When the Navy Hill development plan was initially announced (in what seems like centuries ago), I was very skeptical of the project’s use of TIF, or tax increment financing. I’ve since become more comfortable with the idea in general. But in order to evaluate whether it’s a good idea here in RVA, it would help to know the dangers.
First, just as a reminder: a TIF uses future revenue from a thing to pay for that thing. More specifically:
Most often, a local government creates a TIF “district” of some kind. (This is a virtual district - there are no “Welcome to the Downtown TIF!” signs or anything.)
The government freezes the tax valuation in the district at the current rate. So if the district’s properties are currently worth $50M, delivering an annual property tax of $5M (made up numbers, of course), that’s how much will go to the general tax fund in future years.
Any increase in valuation – due to inflation or, hopefully, economic development in the area – generates new tax revenue that goes into the TIF fund. So if the property valuation becomes $60M, generating $6M in property tax, $5M still goes to pay for schools and roads; but the “increment” of $1M goes to the TIF.
The local government uses the TIF as a line of credit to pay for infrastructure improvements, to renovate city properties, or to subsidize private development. The idea is that these amenities or improvements will generate enough new tax revenue to pay for themselves, and then hopefully generate even more tax revenue in the future.
Everybody wins! Only, sometimes they don’t – or, at least taxpayers don’t. There’s considerable skepticism about TIF, particularly coming from Chicago where TIF districts draw in a third of the city’s tax revenue.
So how do TIFs go wrong? And can we avoid it here?
On my view, there are at least three, and maybe four, ways that TIFs fail to deliver:
First, TIFs go wrong when they are “speculative;” a locality could set up a TIF district in the hopes of attracting economic development, but then the promised development doesn’t arrive or would have happened anyway. (This is a problem shared by many other economic development tools.)
The city says they’ve avoided that with Navy Hill: they’ve already got a commitment from private developers to invest over $900M in the hotel, apartments, etc. And they also say the city won’t borrow a dime for the arena until the developers sign their commitments; in fact, the investors who will loan the money to the city would be crazy to invest without that commitment to develop. (Investors never do crazy things! But fine.)
The second way TIFs go wrong is when they are designated to go to a “blighted” district, but then remain in place years after the district has been gentrified. The TIF becomes a kind of slush fund for developers to continue to improve private developments that no longer need city money, or a kind of “shadow budget” for glitzy projects.

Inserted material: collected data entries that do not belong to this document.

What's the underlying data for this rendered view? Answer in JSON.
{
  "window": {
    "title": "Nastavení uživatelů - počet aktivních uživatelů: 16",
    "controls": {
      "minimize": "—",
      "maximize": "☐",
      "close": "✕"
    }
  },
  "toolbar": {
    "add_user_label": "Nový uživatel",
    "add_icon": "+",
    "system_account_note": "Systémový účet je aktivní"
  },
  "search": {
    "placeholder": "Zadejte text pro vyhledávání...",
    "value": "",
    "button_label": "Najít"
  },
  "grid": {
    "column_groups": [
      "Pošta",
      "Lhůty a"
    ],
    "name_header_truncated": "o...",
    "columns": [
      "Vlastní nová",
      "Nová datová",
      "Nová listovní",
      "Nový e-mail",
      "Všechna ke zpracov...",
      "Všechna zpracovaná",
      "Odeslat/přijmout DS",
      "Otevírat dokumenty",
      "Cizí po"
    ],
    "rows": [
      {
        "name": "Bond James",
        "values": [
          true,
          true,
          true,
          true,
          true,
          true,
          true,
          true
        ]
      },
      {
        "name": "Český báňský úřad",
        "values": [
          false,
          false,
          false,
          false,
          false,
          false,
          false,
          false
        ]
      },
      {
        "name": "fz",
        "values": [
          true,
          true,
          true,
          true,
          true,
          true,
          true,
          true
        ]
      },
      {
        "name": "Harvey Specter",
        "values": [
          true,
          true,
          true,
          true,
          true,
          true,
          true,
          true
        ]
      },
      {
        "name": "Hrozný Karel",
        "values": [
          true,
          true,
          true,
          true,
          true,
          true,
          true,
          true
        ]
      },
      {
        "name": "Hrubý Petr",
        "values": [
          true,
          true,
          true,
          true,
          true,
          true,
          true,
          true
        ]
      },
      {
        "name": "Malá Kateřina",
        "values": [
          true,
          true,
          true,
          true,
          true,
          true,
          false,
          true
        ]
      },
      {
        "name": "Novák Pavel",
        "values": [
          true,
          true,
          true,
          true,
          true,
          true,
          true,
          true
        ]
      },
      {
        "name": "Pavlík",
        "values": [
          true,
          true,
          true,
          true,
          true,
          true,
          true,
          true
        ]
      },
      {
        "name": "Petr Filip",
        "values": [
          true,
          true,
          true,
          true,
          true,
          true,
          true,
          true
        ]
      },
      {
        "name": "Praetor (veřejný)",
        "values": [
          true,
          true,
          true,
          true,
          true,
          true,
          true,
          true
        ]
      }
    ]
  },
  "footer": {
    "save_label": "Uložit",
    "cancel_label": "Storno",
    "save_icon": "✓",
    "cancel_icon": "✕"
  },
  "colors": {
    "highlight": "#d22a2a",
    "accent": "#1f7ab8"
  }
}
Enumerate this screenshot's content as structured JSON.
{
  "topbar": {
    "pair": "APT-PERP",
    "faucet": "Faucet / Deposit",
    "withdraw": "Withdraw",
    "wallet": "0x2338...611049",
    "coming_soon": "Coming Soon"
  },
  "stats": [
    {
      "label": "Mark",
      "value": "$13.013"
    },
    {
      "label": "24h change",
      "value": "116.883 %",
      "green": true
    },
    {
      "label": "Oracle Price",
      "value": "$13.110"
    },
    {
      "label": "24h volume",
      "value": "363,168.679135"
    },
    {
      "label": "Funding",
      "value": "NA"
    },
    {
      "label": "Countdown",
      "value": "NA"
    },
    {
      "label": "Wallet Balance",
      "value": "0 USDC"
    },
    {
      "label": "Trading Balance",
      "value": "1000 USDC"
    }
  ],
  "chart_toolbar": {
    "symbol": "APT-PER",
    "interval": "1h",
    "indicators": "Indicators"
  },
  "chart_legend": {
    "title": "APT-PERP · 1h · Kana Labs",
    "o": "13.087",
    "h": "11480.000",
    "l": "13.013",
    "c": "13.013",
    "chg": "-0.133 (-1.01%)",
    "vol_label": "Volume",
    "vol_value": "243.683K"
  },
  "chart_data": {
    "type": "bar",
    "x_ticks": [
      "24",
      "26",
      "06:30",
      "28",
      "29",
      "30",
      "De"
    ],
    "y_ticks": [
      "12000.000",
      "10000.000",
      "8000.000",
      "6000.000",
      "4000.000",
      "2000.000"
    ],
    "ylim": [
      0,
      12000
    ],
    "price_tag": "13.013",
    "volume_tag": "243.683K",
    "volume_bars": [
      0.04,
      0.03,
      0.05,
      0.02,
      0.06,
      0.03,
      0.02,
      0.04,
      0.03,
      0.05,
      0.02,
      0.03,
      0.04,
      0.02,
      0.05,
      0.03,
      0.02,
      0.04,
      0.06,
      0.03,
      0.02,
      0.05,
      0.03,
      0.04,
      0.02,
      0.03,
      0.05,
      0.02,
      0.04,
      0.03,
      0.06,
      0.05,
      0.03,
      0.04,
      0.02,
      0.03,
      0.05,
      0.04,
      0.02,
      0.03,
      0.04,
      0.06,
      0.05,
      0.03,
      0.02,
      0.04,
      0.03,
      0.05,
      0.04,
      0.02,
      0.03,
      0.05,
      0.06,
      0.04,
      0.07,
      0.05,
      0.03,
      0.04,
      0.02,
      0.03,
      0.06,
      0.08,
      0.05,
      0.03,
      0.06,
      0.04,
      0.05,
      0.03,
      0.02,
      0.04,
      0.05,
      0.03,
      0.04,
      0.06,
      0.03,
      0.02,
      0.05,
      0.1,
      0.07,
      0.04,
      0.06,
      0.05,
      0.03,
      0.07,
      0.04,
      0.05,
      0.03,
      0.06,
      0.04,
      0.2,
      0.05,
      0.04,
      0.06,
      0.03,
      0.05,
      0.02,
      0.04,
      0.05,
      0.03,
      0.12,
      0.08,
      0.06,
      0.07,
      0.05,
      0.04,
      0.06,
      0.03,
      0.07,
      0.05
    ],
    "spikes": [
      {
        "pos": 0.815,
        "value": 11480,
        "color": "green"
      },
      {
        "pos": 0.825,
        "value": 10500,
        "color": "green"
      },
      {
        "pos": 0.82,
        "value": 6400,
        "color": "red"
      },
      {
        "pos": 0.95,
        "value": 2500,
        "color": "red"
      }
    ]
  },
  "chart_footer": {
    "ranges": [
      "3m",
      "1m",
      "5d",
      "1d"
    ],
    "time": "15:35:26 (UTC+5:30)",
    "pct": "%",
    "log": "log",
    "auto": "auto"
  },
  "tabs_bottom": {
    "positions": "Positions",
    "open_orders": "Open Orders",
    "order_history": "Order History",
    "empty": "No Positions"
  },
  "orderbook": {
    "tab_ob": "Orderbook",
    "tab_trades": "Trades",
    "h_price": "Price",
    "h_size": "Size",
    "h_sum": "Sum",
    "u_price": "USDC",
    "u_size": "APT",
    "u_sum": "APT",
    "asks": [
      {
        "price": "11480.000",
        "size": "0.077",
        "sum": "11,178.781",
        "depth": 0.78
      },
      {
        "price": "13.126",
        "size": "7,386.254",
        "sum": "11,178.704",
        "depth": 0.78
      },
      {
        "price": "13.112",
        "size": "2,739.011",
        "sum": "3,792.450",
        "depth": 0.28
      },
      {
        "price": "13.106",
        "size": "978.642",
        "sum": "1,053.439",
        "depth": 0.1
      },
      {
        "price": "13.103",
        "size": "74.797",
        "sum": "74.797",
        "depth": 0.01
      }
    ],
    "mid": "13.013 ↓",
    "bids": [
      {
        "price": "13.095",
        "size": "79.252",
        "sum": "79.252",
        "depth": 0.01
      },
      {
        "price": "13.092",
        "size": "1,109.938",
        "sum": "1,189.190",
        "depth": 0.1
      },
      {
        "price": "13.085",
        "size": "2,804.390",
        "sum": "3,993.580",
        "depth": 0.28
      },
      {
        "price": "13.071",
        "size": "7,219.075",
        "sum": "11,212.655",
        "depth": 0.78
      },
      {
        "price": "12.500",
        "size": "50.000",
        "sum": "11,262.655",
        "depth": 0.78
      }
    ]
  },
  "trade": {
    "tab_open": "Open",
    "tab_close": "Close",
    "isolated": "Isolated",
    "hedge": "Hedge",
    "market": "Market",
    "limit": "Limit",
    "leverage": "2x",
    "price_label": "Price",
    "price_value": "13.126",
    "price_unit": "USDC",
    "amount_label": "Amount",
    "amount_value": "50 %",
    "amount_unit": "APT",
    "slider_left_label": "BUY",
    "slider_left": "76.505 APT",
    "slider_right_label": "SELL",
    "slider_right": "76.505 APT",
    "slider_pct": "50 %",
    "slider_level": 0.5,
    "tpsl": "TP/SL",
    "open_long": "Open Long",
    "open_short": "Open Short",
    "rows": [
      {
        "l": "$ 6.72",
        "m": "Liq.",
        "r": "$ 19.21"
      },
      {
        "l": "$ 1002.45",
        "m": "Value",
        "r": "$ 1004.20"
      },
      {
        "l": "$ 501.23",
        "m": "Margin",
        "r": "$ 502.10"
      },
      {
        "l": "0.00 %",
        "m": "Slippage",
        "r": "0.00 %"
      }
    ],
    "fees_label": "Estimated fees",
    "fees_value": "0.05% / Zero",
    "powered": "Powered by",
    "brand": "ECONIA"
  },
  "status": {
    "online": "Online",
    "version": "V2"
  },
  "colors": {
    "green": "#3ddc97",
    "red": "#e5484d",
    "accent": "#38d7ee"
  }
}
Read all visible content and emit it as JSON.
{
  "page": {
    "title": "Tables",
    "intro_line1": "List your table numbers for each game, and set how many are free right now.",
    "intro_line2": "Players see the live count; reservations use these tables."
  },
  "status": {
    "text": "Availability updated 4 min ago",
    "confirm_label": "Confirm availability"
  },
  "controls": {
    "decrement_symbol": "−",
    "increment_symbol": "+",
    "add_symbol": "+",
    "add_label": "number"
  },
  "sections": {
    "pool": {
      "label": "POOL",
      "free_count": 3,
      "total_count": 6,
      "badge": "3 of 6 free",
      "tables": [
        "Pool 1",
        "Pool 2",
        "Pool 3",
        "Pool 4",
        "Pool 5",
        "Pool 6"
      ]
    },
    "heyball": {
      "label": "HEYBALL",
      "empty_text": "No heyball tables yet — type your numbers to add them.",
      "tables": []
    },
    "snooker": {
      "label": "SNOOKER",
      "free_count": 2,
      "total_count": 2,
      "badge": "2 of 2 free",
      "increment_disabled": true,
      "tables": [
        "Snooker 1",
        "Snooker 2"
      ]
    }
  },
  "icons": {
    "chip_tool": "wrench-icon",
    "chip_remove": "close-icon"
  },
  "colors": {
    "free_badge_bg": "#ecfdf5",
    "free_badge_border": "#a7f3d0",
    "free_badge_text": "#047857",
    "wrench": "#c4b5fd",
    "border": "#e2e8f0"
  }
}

That’s seemingly not the case here: the TIF is designated for a clear purpose, paying back the arena loan. I should note, however, that it’s unclear to me from the TIF ordinances how the TIF fund would be dissolved; this is something the city should clarify, as we don’t want a “Zombie TIF” sucking up money long after the arena loan is paid off.
The third way TIFs go wrong is much more of a concern here: a “failed” TIF that does not generate enough revenue to pay back the improvements it supposedly paid for. Here the city and developers still have a lot of work to do. The city included a financial analysis in the package it handed over to City Council, but where the revenue projections come from is unclear. The worry is that this analysis is based on earlier (flawed) projections.
If the projections fall short, the city claims, it’s only the bond investors who would lose out. And the city is right in claiming that a default on the arena loan shouldn’t have any effect on the city’s bond rating or ability to borrow elsewhere, despite my worries.
What I am still worried about is that the city’s Economic Development Authority (the government body that actually pays back the loans) could put pressure on the city to make up any shortfall, although the city staffers I’ve spoken to are skeptical. It’s true that based on the language of the ordinances, the city is under no obligation to come up with more money. This is different from the 6th Street marketplace, for example, an earlier downtown project that failed and that DID carry an obligation.
The final way a TIF could go wrong is probably the most difficult way to estimate: “opportunity costs,” the economic term for the loss you take from not being able to do something else.
The first set of opportunity costs for the city here could be financial. Because the TIF district here is so large, the project grabs some revenues that would be there anyway to pay for the arena. The city says that the payoff in terms of economic development will be tremendous, and well worth the cost. But if you’re skeptical, you see the project as diverting city funds that should be used for more important purposes like schools.
The other opportunity costs comes from the development pipeline this project generates – the “but for” argument that is often used to justify TIF districts. The city’s argument is that all the private development they’ve lined up would not happen BUT FOR the arena. But what if that’s not true – what if the city could issue smaller RFPs for apartments on city blocks? If the city’s tourism people think a new convention center hotel is justified, why wouldn’t a private developer want to build it without the arena? Won’t VCU be expanding their dorms and research space anyway?
The bottom line here is that any questions about the worthiness of the deal have much less to do with the TIF mechanism, and much more to do with the bigger underlying assumptions the city is making about revenue and development. The newly appointed City Council commission would do well to focus in on these questions as they investigate the deal.